There are fewer impacted sites than ever before, but there is still much environmental work to be done. Today, because developable land is scarce, developers are willing to buy and remediate properties they may not have considered ten years ago. Most of the parties involved in today’s real estate transactions are far more savvy and aware of New Jersey’s stringent environmental rules. No industrial or commercial property is bought without undergoing some form of environmental due diligence. And, under the SRRA, even though a site has been closed in the past pursuant to proper NJDEP procedures, verification must be made to ensure that the former closure conforms to today’s NJDEP regulation standards. Some cases must be reopened to bring them into compliance with today’s standards (see Expired: Are Environmental Closures Valid Forever?). Consequently, many cleanups are still being performed, although the projects are often smaller in scope.

Should I be concerned about cleanups in my neighborhood?

New Jersey has some of the most stringent environmental policies in the nation. Highly hazardous, uncontrolled waste sites are rarely encountered anymore. Most of the sites being cleaned are not hazardous per EPA definitions (see Understanding Hazardous Waste Part 1).
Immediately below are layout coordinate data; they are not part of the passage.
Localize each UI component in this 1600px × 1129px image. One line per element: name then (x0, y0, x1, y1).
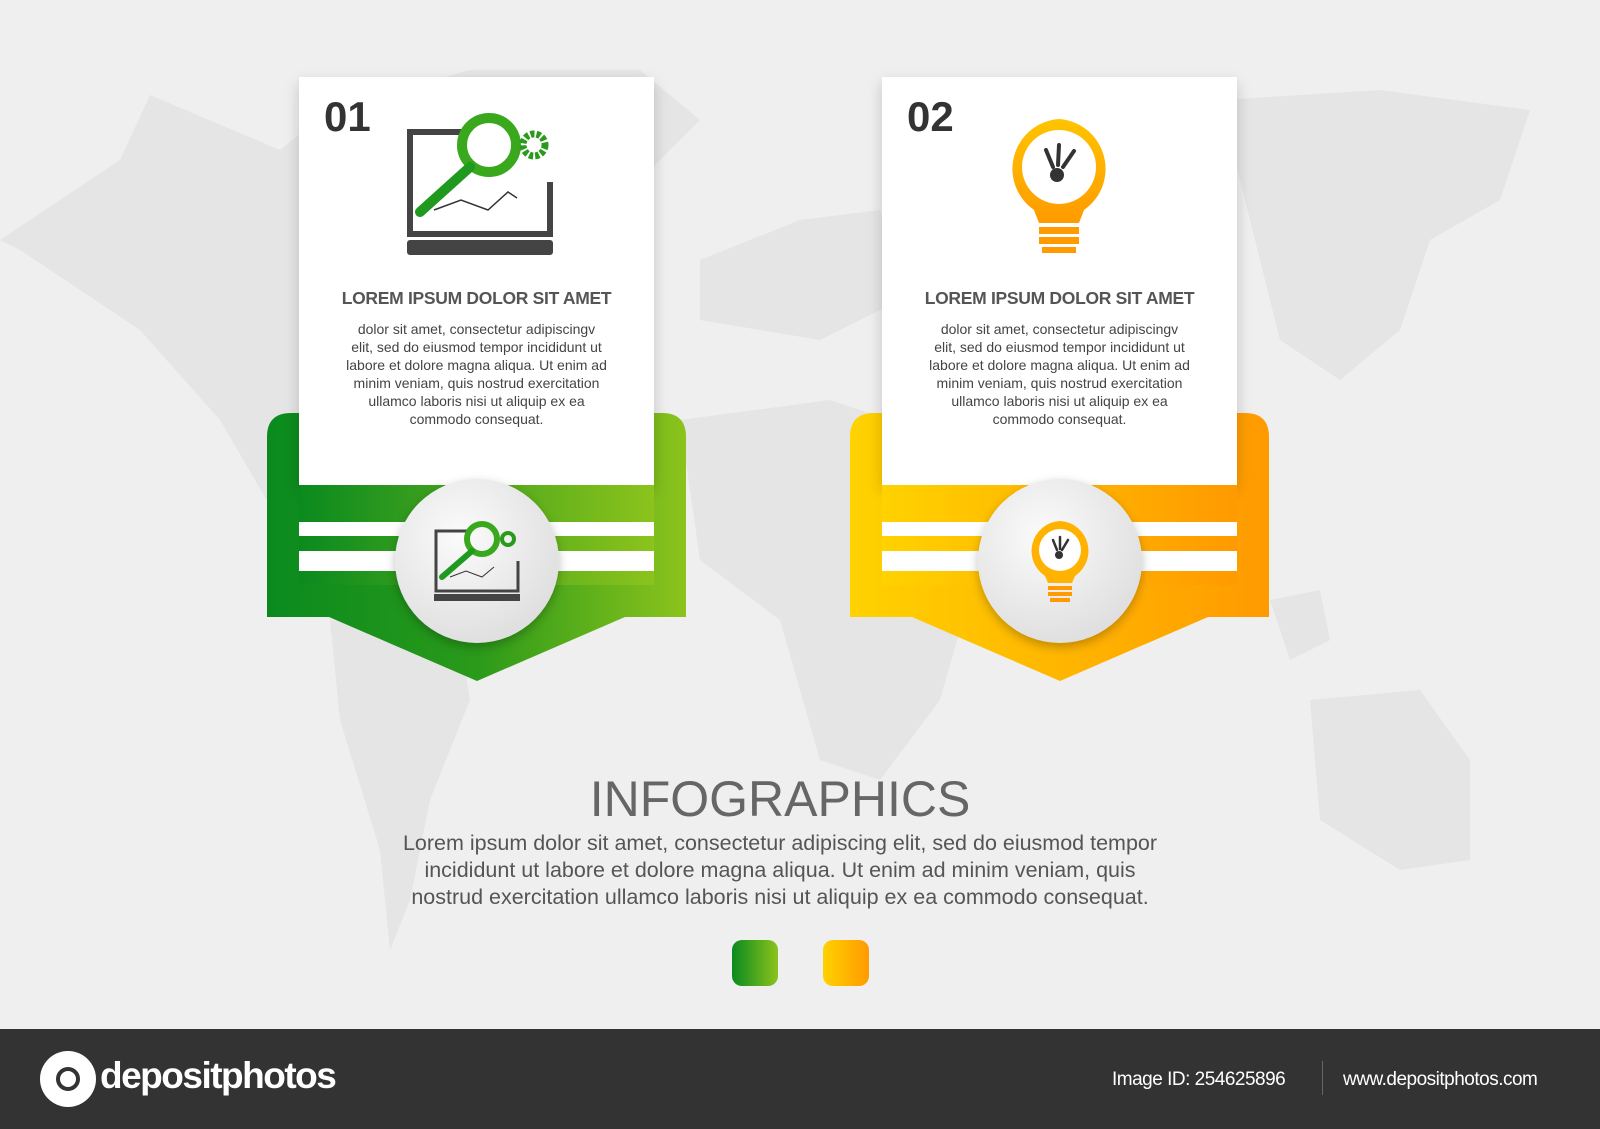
panel 2: orange (850, 76, 1269, 681)
footer: www.depositphotos.com (1343, 1069, 1537, 1090)
description: nostrud exercitation ullamco laboris nisi ut aliquip ex ea commodo consequat. (411, 885, 1149, 909)
icon: light bulb (1012, 119, 1106, 253)
text 2: minim veniam, quis nostrud exercitation (937, 375, 1182, 391)
card 2 (882, 77, 1237, 485)
card 1: 01 (324, 93, 371, 140)
heading 2: LOREM IPSUM DOLOR SIT AMET (925, 288, 1194, 308)
text 2: labore et dolore magna aliqua. Ut enim ad (929, 357, 1190, 373)
footer info: Image ID: 254625896 (1112, 1069, 1285, 1090)
text 1: commodo consequat. (410, 411, 543, 427)
footer (0, 1029, 1600, 1129)
legend squares (732, 940, 869, 986)
text 2 (929, 321, 1190, 427)
description: Lorem ipsum dolor sit amet, consectetur adipiscing elit, sed do eiusmod tempor (403, 831, 1157, 855)
heading 1: LOREM IPSUM DOLOR SIT AMET (342, 288, 611, 308)
description (403, 831, 1157, 909)
text 1 (346, 321, 607, 427)
text 2: dolor sit amet, consectetur adipiscingv (941, 321, 1178, 337)
text 2: elit, sed do eiusmod tempor incididunt ut (934, 339, 1185, 355)
text 1: labore et dolore magna aliqua. Ut enim ad (346, 357, 607, 373)
text 2: commodo consequat. (993, 411, 1126, 427)
title: INFOGRAPHICS (590, 771, 970, 827)
card 2: 02 (907, 93, 954, 140)
card 1 (299, 77, 654, 485)
panel 1: green (267, 76, 686, 681)
icon: laptop magnifier (407, 113, 553, 255)
text 1: minim veniam, quis nostrud exercitation (354, 375, 599, 391)
text 2: ullamco laboris nisi ut aliquip ex ea (951, 393, 1168, 409)
text 1: dolor sit amet, consectetur adipiscingv (358, 321, 595, 337)
icon circle 2 (978, 479, 1142, 643)
footer logo: depositphotos (100, 1055, 335, 1096)
text 1: elit, sed do eiusmod tempor incididunt ut (351, 339, 602, 355)
footer logo (40, 1051, 336, 1107)
text 1: ullamco laboris nisi ut aliquip ex ea (368, 393, 585, 409)
icon circle 1 (395, 479, 559, 643)
description: incididunt ut labore et dolore magna aliqua. Ut enim ad minim veniam, quis (424, 858, 1136, 882)
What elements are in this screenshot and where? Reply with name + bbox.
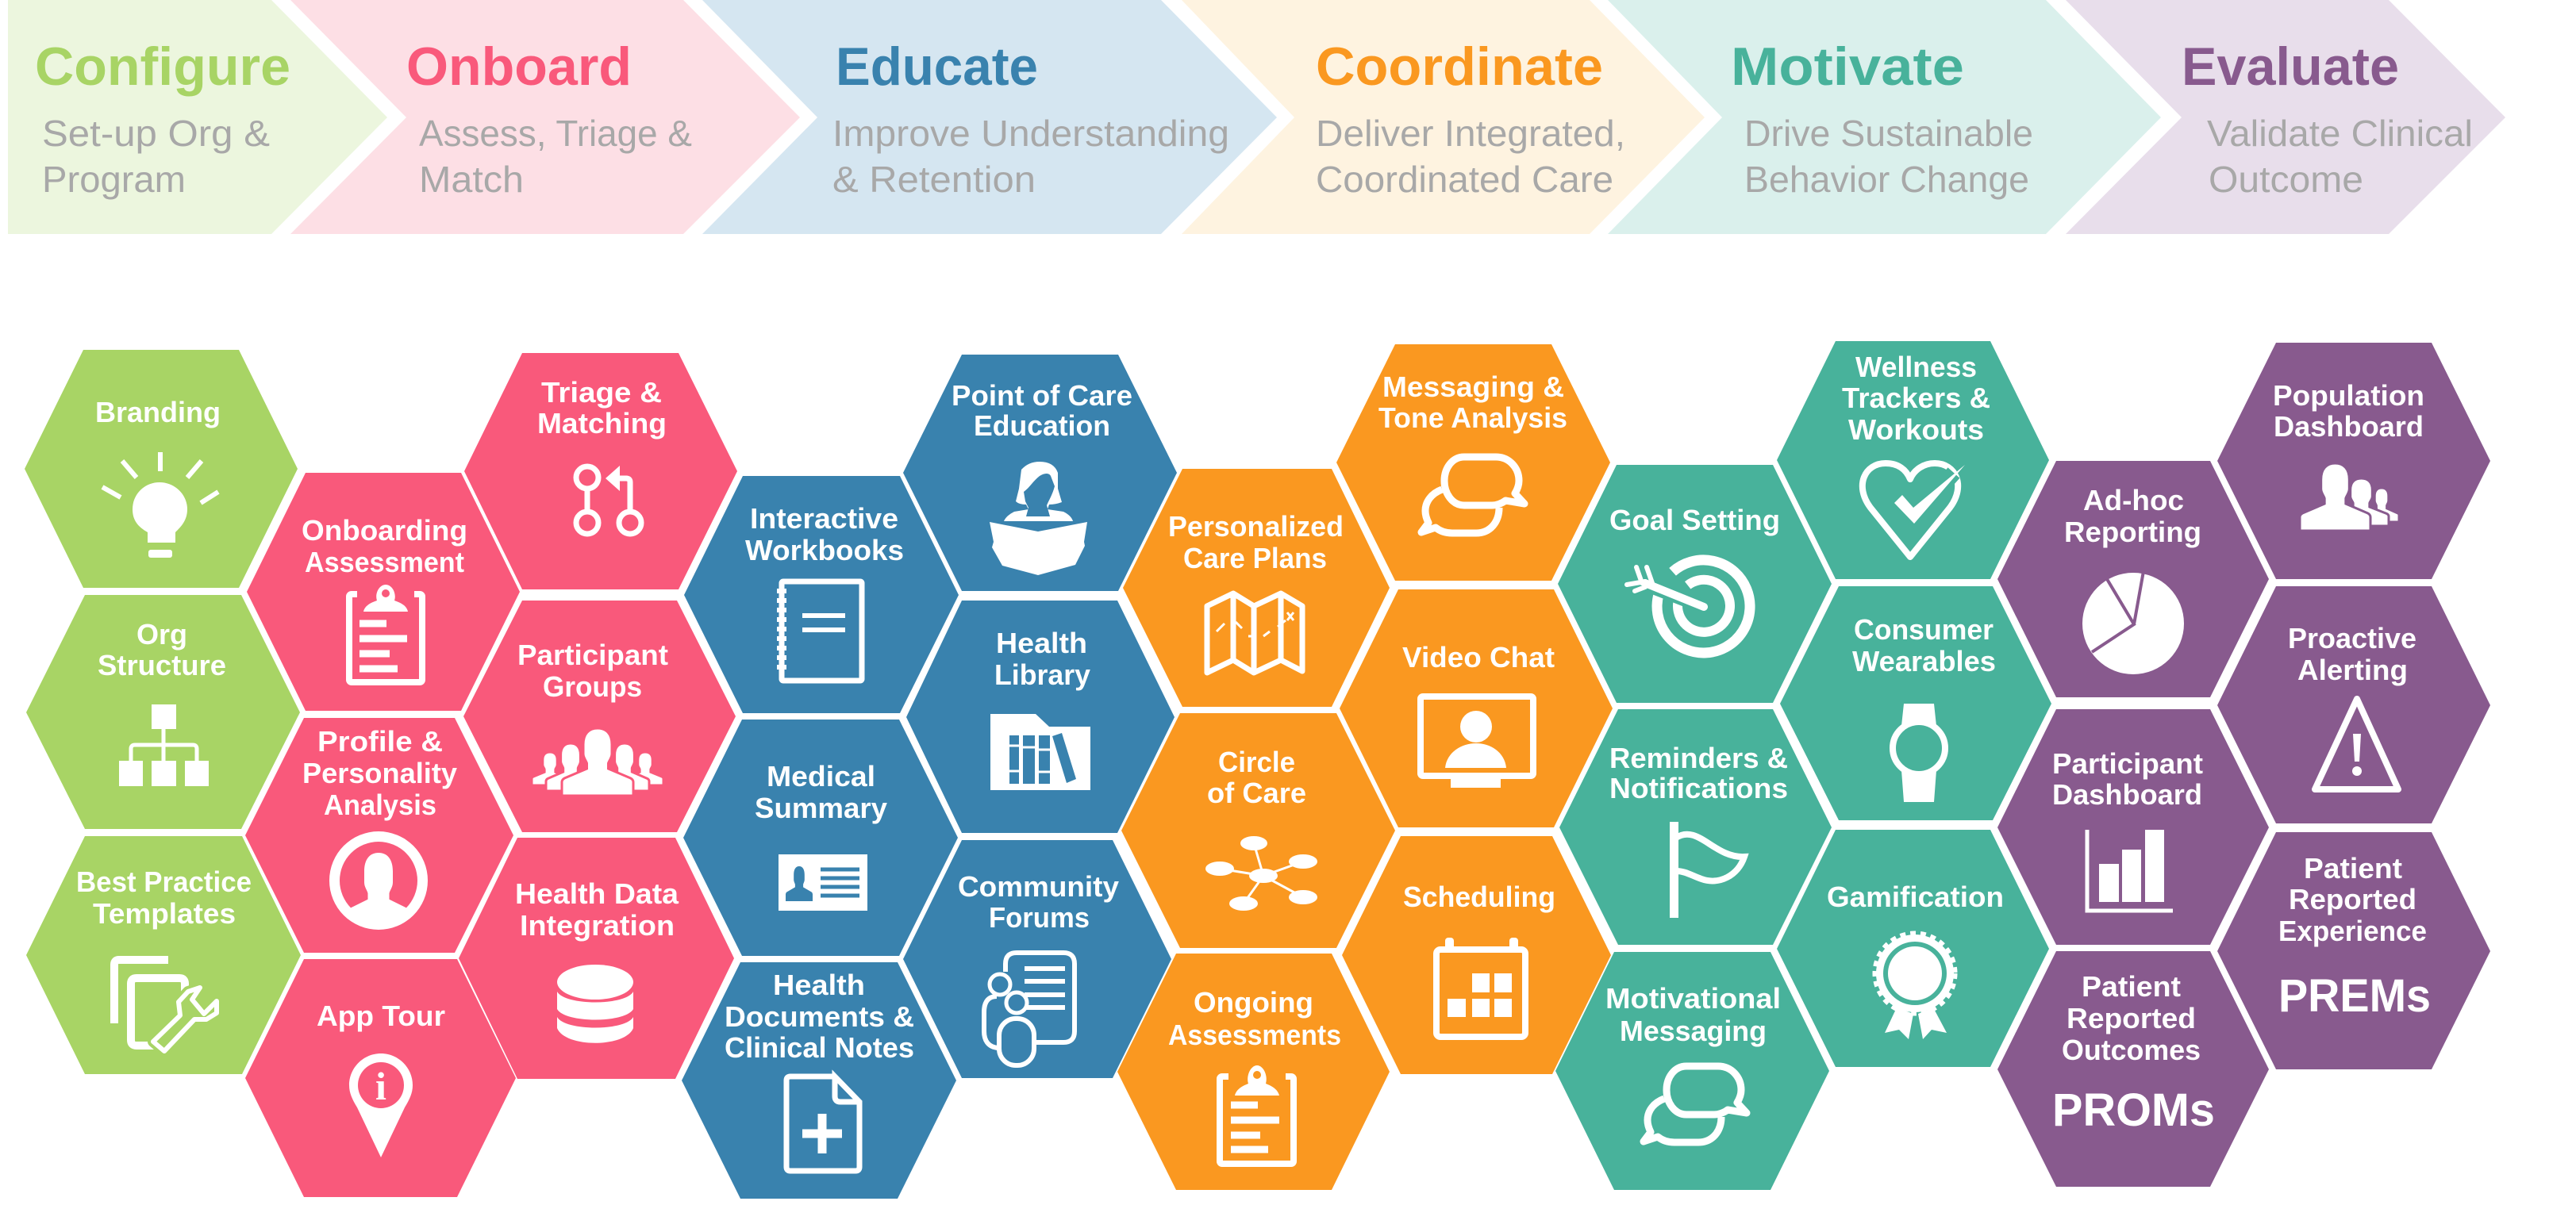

Environmental consultants and contractors are trained to protect both their employees and the community. Therefore, the likelihood of danger to residents from the work done on these sites is minimal because all environmental remediation work performed in NJ must be performed under the guidance of licensed individuals employing regulated safety practices. Employees working on such projects must follow the protective requirements of the Occupational Safety and Health Administration (OSHA). Additionally, under the SRRA, there is a new requirement mandating that each responsible party post a sign indicating that a cleanup is underway. You can always get information by calling the consultant identified on that sign.

As a result of this collection of laws, rules, and regulations, more waste sites are being identified and cleaned than ever before. Often, they reside on small properties that may be located in residential, commercial, or industrial areas. As each remedial project is completed, our communities become that much cleaner and safer.